Anyway, I’ve rambled, but I think my point is that genes aren’t absolutely determinative. Not saying genetics don’t matter, but it’s not everything.

These are just an anecdotes; I don’t have any data to back it up, because it’s nothing we’ve rigorously collected.

People are occasionally mistaken about whether their twins are identical (MZ) or fraternal (DZ). This seems to come from a few different places. Sometimes it is parental desire. “Identical twins are the cool ones, so my twins are identical,” or “my twins are separate people, so they are fraternal.” In both cases, regardless of the twin pair’s actual zygosity.

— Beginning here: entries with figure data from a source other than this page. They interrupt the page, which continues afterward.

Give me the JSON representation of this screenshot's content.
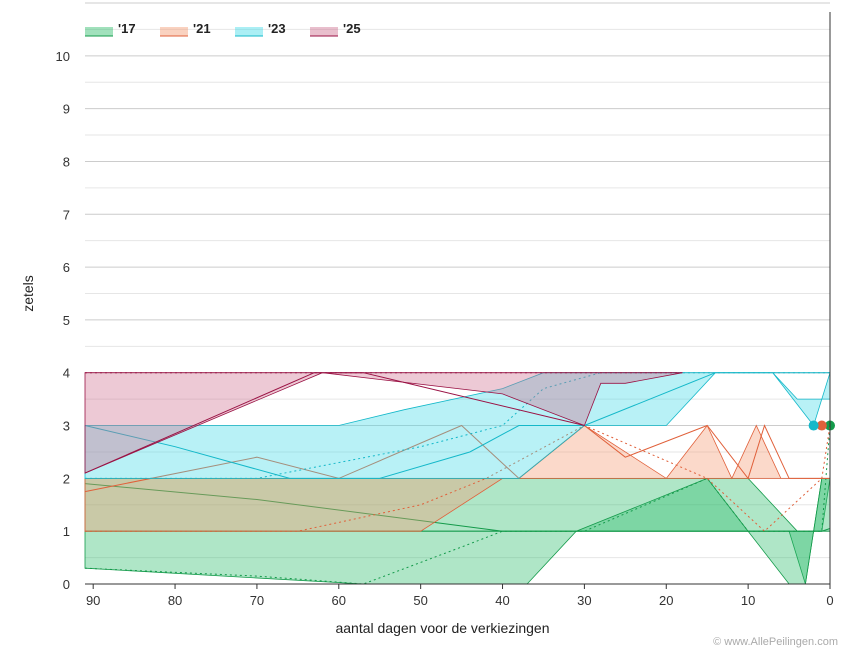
{
  "chart_data": {
    "type": "area",
    "xlabel": "aantal dagen voor de verkiezingen",
    "ylabel": "zetels",
    "xlim": [
      91,
      0
    ],
    "ylim": [
      0,
      11
    ],
    "x_ticks": [
      90,
      80,
      70,
      60,
      50,
      40,
      30,
      20,
      10,
      0
    ],
    "y_ticks": [
      0,
      1,
      2,
      3,
      4,
      5,
      6,
      7,
      8,
      9,
      10
    ],
    "grid": true,
    "legend_position": "top-left",
    "series": [
      {
        "name": "'17",
        "fill": "#2ebd6b",
        "line": "#139a4a",
        "band_upper": [
          [
            91,
            2
          ],
          [
            38,
            2
          ],
          [
            30,
            2
          ],
          [
            20,
            2
          ],
          [
            10,
            2
          ],
          [
            4,
            1
          ],
          [
            1,
            1
          ],
          [
            0,
            2
          ]
        ],
        "band_lower": [
          [
            91,
            1
          ],
          [
            60,
            1
          ],
          [
            50,
            1
          ],
          [
            40,
            1
          ],
          [
            35,
            1
          ],
          [
            30,
            1
          ],
          [
            20,
            1
          ],
          [
            10,
            1
          ],
          [
            5,
            1
          ],
          [
            3,
            0
          ],
          [
            1,
            2
          ],
          [
            0,
            2
          ]
        ],
        "extra_band": [
          [
            91,
            0.3
          ],
          [
            57,
            0
          ],
          [
            52,
            0
          ],
          [
            37,
            0
          ],
          [
            31,
            1
          ],
          [
            15,
            2
          ],
          [
            10,
            1
          ],
          [
            5,
            0
          ],
          [
            3,
            0
          ],
          [
            2,
            1
          ],
          [
            1,
            2
          ],
          [
            0,
            2
          ]
        ],
        "lines": [
          [
            [
              91,
              1.9
            ],
            [
              70,
              1.6
            ],
            [
              50,
              1.2
            ],
            [
              40,
              1
            ],
            [
              30,
              1
            ],
            [
              20,
              1
            ],
            [
              10,
              1
            ],
            [
              1,
              1
            ],
            [
              0,
              1.05
            ]
          ],
          [
            [
              91,
              0.3
            ],
            [
              70,
              0.15
            ],
            [
              57,
              0
            ],
            [
              45,
              0.7
            ],
            [
              40,
              1
            ],
            [
              30,
              1
            ],
            [
              15,
              2
            ],
            [
              10,
              1
            ],
            [
              1,
              1
            ],
            [
              0,
              3
            ]
          ]
        ],
        "dots": [
          [
            0,
            3
          ]
        ]
      },
      {
        "name": "'21",
        "fill": "#f59c73",
        "line": "#e0603a",
        "band_upper": [
          [
            91,
            2
          ],
          [
            70,
            2
          ],
          [
            50,
            2
          ],
          [
            38,
            2
          ],
          [
            30,
            3
          ],
          [
            20,
            2
          ],
          [
            15,
            3
          ],
          [
            12,
            2
          ],
          [
            9,
            3
          ],
          [
            6,
            2
          ],
          [
            0,
            2
          ]
        ],
        "band_lower": [
          [
            91,
            1
          ],
          [
            50,
            1
          ],
          [
            40,
            2
          ],
          [
            30,
            2
          ],
          [
            20,
            2
          ],
          [
            10,
            2
          ],
          [
            0,
            2
          ]
        ],
        "lines": [
          [
            [
              91,
              1.75
            ],
            [
              70,
              2.4
            ],
            [
              60,
              2
            ],
            [
              45,
              3
            ],
            [
              38,
              2
            ],
            [
              30,
              3
            ],
            [
              25,
              2.4
            ],
            [
              15,
              3
            ],
            [
              10,
              2
            ],
            [
              8,
              3
            ],
            [
              5,
              2
            ],
            [
              0,
              2
            ]
          ],
          [
            [
              91,
              1
            ],
            [
              65,
              1
            ],
            [
              50,
              1.5
            ],
            [
              42,
              2
            ],
            [
              30,
              3
            ],
            [
              15,
              2
            ],
            [
              8,
              1
            ],
            [
              1,
              2
            ],
            [
              0,
              3
            ]
          ]
        ],
        "dots": [
          [
            1,
            3
          ]
        ]
      },
      {
        "name": "'23",
        "fill": "#45dbe8",
        "line": "#14b8c9",
        "band_upper": [
          [
            91,
            3
          ],
          [
            60,
            3
          ],
          [
            52,
            3.3
          ],
          [
            40,
            3.7
          ],
          [
            35,
            4
          ],
          [
            28,
            4
          ],
          [
            20,
            4
          ],
          [
            11,
            4
          ],
          [
            7,
            4
          ],
          [
            4,
            3.5
          ],
          [
            0,
            3.5
          ]
        ],
        "band_lower": [
          [
            91,
            2
          ],
          [
            60,
            2
          ],
          [
            45,
            2
          ],
          [
            38,
            2
          ],
          [
            30,
            3
          ],
          [
            20,
            3
          ],
          [
            14,
            4
          ],
          [
            11,
            4
          ],
          [
            7,
            4
          ],
          [
            2,
            3
          ],
          [
            0,
            4
          ]
        ],
        "lines": [
          [
            [
              91,
              3
            ],
            [
              80,
              2.6
            ],
            [
              66,
              2
            ],
            [
              55,
              2
            ],
            [
              44,
              2.5
            ],
            [
              38,
              3
            ],
            [
              30,
              3
            ],
            [
              14,
              4
            ],
            [
              0,
              4
            ]
          ],
          [
            [
              91,
              2
            ],
            [
              70,
              2
            ],
            [
              50,
              2.6
            ],
            [
              40,
              3
            ],
            [
              35,
              3.7
            ],
            [
              28,
              4
            ],
            [
              0,
              4
            ]
          ]
        ],
        "dots": [
          [
            2,
            3
          ]
        ]
      },
      {
        "name": "'25",
        "fill": "#cf7190",
        "line": "#9a1244",
        "band_upper": [
          [
            91,
            4
          ],
          [
            70,
            4
          ],
          [
            60,
            4
          ],
          [
            45,
            4
          ],
          [
            30,
            4
          ],
          [
            25,
            4
          ],
          [
            18,
            4
          ]
        ],
        "band_lower": [
          [
            91,
            2.1
          ],
          [
            62,
            4
          ],
          [
            40,
            3.6
          ],
          [
            30,
            3
          ],
          [
            28,
            3.8
          ],
          [
            25,
            3.8
          ],
          [
            18,
            4
          ]
        ],
        "lines": [
          [
            [
              91,
              2.1
            ],
            [
              63,
              4
            ],
            [
              57,
              4
            ],
            [
              30,
              3
            ]
          ],
          [
            [
              91,
              4
            ],
            [
              18,
              4
            ]
          ]
        ],
        "dots": []
      }
    ]
  },
  "credit": "© www.AllePeilingen.com"
}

Doctors will often tell the parents they have identical twins if there is a single placenta, and fraternal twins if there are two placentas. That is usually true, but there are many exceptions. Identical embryos may split early enough and implant far enough apart to get two placentas, and fraternal embryos may implant close enough together that the placentas fuse. So at birth the doctor says something, and that’s what is believed.

Now that it is easy enough to determine zygosity with a genetic test, we occasionally find twin pairs that classify themselves wrong.

Anyway, the point of all of that is that some of these identical twin pairs who are very different from each other, may be fraternal twins. Of course not always, or necessarily even often. Identical twins are separate people who just happen to share the same genetic makeup. That tends to make them more similar than two other siblings, but still not the same.

I know twins who are fraternal, but look really, really similar, and their parents thought they were identical when they were born (I’m guessing about 1963, because they were about 4 years older than I was). I’ve seen pictures of them as babies and toddlers, and I could see how they were really hard to tell apart. They were actually a little bit hard to tell apart even as adults-- when you ran into just one of them. If you saw them side by side, you could see they weren’t identical, but they were enough alike, that it took a minute to be sure of which one you’d just run into.

Mostly, I figured it out by how friendly each one was, because I saw one really frequently, and one rarely, so the one I saw more often (I’d been friends with his girlfriend in high school, and that’s how I knew them in the first place), was always much more familiar with me. If I said “Hi!” and he looked like he was having trouble remembering my name, Mike. If he came right over and hugged me, Steve.